Intuitive explanation of why work done by tension is 0?

[navneet9431]

Homework Statement

Homework Equations

Work Done=Force*Displacement in the direction of the force

The Attempt at a Solution

I tried to solve the problem this way,
I wrote these equations for the two masses,
T-mg=ma...(i)
Mg-T=Ma...(ii)
From (i)&(ii), T=[M(g-a)+m(a+g)]/2
and then I would multiply them with the displacement to get the net work done 0.
So this is how I solved it mathematically.
Can you please provide an intuitive explanation of why the net work done by tension would be zero?
I will be thankful for help!

 

[phinds]

Can you please provide an intuitive explanation of why the net work done by tension would be zero?

Suppose you have two tug-of-war teams pulling on a rope and both teams are at a standstill. What work is being done?

 

[navneet9431]

But the pulley is not standstill.right?

Suppose you have two tug-of-war teams pulling on a rope and both teams are at a standstill. What work is being done?

 

[phinds]

But the pulley is not standstill.right?

OK, suppose one team walks forward at 2mph and the other team walks backwards at 2mph, it which case the tension is unchanged. How much work does the tension do?

 

[haruspex]

provide an intuitive explanation of why the net work done by tension would be zero?

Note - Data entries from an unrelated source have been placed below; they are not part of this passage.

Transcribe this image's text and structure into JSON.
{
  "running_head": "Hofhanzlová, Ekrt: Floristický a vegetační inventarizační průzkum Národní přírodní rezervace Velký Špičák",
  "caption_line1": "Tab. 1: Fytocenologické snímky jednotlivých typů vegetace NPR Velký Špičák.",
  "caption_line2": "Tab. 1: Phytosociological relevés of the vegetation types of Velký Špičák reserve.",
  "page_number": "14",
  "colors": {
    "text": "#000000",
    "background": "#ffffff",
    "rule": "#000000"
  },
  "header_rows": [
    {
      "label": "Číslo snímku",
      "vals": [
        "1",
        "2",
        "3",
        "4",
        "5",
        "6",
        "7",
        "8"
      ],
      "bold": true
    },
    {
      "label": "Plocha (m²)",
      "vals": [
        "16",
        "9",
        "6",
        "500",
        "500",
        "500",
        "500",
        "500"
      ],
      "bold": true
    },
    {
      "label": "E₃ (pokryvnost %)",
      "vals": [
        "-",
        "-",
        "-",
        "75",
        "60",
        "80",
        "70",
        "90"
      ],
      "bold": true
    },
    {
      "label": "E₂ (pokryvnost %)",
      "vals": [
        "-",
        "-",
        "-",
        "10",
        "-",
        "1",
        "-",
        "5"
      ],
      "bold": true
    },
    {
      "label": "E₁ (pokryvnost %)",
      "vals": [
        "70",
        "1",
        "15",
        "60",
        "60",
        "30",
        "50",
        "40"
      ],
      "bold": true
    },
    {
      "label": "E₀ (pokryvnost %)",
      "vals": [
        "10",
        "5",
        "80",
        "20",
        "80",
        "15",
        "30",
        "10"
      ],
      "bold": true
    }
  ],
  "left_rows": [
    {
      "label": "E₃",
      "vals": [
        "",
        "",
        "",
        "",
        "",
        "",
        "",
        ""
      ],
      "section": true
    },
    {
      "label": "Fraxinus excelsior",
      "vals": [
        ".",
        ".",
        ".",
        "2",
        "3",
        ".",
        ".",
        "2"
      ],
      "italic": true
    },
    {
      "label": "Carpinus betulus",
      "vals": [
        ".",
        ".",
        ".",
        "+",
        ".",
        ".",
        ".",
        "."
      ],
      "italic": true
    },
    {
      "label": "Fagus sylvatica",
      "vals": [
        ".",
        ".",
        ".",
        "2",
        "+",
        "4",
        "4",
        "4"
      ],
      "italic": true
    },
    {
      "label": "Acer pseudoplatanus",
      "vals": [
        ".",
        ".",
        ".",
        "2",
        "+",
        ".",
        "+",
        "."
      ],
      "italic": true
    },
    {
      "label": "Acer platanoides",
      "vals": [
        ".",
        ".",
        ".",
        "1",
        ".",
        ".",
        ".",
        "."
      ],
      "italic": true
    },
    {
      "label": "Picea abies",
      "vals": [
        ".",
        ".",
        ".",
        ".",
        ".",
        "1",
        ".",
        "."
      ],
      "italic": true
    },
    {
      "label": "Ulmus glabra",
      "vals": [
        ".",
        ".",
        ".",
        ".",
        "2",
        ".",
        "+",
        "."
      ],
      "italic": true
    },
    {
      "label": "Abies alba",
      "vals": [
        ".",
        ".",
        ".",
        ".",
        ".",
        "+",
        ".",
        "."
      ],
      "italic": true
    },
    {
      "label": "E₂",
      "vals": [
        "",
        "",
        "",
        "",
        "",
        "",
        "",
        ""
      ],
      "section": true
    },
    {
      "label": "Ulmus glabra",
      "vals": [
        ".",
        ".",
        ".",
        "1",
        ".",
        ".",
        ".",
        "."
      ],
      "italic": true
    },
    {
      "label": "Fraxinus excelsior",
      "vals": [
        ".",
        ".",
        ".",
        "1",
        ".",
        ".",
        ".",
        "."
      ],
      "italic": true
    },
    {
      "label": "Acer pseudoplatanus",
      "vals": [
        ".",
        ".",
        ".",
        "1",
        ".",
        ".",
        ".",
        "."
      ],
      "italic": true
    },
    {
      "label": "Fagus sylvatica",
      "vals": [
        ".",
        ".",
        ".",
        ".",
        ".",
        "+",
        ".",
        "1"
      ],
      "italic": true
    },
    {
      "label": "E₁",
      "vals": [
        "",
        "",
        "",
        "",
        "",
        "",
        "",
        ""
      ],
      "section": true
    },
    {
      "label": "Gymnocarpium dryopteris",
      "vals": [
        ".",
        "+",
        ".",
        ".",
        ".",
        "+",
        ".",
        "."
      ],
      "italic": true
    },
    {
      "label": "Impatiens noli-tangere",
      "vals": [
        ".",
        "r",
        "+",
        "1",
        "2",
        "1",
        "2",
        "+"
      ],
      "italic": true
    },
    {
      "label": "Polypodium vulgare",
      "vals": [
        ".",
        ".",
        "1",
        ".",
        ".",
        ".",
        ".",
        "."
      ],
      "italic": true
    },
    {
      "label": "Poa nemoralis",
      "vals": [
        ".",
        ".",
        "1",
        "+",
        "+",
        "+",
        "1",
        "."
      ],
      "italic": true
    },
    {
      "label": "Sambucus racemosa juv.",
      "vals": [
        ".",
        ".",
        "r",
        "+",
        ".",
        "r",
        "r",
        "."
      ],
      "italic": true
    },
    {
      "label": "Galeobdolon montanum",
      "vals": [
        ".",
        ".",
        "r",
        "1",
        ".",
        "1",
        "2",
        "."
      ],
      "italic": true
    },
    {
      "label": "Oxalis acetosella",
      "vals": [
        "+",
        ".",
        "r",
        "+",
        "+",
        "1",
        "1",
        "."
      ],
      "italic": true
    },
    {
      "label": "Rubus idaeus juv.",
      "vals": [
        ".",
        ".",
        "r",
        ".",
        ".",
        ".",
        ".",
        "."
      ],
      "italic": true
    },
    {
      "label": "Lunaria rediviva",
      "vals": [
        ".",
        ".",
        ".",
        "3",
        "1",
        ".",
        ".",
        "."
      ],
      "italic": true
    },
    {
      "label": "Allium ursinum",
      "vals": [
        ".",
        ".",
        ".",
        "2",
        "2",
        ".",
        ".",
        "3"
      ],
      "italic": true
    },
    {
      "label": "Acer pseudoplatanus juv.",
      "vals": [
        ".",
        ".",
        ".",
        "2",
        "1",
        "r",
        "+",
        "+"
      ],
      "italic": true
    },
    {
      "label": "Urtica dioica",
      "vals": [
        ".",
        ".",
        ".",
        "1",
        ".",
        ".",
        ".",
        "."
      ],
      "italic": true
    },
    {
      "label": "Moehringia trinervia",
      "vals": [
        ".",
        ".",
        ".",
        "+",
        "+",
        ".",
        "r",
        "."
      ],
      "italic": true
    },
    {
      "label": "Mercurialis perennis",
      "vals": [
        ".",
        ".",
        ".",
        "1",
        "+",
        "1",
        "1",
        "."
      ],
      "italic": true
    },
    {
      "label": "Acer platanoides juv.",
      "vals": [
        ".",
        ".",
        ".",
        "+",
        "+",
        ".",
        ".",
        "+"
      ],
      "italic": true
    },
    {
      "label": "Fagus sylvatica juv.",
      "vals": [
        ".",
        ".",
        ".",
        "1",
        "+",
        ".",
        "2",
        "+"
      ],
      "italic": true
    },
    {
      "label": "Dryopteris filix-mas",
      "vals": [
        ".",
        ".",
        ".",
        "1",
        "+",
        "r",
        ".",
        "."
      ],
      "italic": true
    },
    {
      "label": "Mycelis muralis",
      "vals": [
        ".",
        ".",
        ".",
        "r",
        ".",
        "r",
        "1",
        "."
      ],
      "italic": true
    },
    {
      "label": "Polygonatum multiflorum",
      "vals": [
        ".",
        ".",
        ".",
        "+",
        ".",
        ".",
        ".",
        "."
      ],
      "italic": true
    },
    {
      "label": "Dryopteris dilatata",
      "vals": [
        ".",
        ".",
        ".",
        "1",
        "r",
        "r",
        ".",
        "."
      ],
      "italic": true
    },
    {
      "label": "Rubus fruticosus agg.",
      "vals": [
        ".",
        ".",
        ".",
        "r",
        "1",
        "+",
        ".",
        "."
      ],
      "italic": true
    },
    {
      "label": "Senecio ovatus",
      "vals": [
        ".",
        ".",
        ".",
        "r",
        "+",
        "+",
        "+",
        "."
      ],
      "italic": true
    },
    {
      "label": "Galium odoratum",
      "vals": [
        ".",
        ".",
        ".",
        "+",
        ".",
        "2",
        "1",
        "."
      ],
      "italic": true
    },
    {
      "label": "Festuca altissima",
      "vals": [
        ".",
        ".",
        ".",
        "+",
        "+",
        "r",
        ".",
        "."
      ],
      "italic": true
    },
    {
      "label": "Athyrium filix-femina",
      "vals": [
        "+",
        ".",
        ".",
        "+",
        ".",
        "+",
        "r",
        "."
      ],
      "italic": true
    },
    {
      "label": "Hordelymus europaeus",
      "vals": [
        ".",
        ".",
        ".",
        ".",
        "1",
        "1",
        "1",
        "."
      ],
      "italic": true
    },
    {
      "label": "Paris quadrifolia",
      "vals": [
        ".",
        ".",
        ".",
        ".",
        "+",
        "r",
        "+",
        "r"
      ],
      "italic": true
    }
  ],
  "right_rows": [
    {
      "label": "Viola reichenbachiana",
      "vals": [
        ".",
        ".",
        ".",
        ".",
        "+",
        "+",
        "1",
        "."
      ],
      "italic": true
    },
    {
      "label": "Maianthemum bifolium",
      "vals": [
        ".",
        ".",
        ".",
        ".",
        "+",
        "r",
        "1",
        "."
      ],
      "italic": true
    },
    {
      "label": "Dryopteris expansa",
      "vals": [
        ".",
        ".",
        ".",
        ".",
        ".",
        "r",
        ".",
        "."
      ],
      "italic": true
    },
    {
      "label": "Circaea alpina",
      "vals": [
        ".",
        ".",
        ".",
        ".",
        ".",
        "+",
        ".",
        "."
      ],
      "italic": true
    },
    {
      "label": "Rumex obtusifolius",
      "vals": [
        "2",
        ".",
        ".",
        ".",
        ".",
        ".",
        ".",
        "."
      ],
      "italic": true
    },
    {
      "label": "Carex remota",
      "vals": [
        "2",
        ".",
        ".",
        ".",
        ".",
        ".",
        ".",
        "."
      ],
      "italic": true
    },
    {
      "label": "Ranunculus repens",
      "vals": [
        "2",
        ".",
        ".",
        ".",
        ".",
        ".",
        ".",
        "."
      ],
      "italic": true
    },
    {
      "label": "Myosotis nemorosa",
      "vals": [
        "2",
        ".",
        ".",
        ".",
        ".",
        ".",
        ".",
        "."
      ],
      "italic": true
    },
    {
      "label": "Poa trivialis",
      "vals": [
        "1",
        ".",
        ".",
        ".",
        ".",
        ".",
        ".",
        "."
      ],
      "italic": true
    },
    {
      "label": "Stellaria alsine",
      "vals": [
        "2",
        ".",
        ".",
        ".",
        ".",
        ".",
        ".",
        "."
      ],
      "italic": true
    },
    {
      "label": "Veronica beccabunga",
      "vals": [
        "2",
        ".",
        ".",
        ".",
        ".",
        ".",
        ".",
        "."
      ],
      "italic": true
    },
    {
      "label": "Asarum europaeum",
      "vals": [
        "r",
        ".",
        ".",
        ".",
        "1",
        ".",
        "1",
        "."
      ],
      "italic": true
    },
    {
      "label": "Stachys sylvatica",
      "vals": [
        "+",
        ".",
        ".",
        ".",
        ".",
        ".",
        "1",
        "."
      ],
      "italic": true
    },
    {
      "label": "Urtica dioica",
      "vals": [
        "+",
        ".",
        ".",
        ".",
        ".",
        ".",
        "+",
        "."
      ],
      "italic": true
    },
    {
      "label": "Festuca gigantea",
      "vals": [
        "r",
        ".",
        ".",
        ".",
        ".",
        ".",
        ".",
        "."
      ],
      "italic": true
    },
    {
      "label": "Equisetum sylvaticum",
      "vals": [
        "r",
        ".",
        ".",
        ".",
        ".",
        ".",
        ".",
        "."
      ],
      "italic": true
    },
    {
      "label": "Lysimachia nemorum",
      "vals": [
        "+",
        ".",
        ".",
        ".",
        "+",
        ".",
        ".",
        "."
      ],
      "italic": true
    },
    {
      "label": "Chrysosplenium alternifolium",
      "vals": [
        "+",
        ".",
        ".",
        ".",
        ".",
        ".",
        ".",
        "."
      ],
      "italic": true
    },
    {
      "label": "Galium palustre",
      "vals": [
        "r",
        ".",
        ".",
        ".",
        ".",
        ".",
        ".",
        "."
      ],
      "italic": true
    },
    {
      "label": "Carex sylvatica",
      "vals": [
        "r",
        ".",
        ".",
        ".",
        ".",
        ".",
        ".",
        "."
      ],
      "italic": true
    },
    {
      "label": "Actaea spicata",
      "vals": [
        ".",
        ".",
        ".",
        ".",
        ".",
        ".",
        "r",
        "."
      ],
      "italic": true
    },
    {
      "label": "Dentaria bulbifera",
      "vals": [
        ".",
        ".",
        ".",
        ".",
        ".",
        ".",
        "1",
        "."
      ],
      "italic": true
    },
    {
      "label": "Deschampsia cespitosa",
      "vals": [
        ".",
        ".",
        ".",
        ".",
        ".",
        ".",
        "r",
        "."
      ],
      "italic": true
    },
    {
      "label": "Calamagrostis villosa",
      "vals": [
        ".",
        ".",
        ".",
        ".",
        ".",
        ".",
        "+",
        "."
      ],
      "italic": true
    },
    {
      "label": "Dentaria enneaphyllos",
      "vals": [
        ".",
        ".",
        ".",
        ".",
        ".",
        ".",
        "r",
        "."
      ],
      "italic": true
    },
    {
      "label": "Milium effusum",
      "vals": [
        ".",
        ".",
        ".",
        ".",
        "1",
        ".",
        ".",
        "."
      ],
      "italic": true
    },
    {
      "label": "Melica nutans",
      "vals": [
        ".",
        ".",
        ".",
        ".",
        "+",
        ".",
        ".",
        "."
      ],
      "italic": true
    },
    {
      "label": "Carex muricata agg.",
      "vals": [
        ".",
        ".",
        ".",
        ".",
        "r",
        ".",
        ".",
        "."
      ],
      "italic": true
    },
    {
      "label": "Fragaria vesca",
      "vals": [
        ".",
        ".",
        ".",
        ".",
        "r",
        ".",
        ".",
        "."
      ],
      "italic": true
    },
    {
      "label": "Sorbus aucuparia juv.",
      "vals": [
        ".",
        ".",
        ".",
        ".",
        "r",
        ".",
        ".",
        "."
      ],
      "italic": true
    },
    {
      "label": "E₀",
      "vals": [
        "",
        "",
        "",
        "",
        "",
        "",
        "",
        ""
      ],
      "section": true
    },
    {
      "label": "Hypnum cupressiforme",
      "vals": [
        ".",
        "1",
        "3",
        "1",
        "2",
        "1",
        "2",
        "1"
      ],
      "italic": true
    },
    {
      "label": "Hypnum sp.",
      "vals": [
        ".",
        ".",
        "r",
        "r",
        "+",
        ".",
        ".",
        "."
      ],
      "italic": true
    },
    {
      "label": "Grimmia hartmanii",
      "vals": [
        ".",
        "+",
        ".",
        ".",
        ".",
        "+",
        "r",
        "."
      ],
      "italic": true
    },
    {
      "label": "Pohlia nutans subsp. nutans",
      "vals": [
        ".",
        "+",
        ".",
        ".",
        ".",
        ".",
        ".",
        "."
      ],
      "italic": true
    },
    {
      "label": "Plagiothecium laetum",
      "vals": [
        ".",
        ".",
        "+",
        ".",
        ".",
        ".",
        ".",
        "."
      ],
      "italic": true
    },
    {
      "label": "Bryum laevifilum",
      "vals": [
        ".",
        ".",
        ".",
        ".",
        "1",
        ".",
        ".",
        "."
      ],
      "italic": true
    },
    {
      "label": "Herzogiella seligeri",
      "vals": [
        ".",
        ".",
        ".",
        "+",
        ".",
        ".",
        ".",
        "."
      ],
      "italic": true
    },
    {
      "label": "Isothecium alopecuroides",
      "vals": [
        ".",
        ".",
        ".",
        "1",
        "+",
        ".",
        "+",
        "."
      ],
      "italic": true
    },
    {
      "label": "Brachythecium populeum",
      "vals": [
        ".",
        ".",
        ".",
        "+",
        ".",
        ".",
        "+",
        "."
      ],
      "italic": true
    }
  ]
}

For a constant force, work = force times displacement.
In a tug of war, equal and opposite forces, equal displacements. Fd+(-F)d=0.
For the pulley set up in the diagram, equal forces, equal and opposite displacements. F.d+F(-d)=0.
Easy to generalise to variable forces using integrals.

 

[navneet9431]

For a constant force, work = force times displacement.
In a tug of war, equal and opposite forces, equal displacements. Fd+(-F)d=0.
For the pulley set up in the diagram, equal forces, equal and opposite displacements. F.d+F(-d)=0.
Easy to generalise to variable forces using integrals.

Thanks!
It was easy to understand.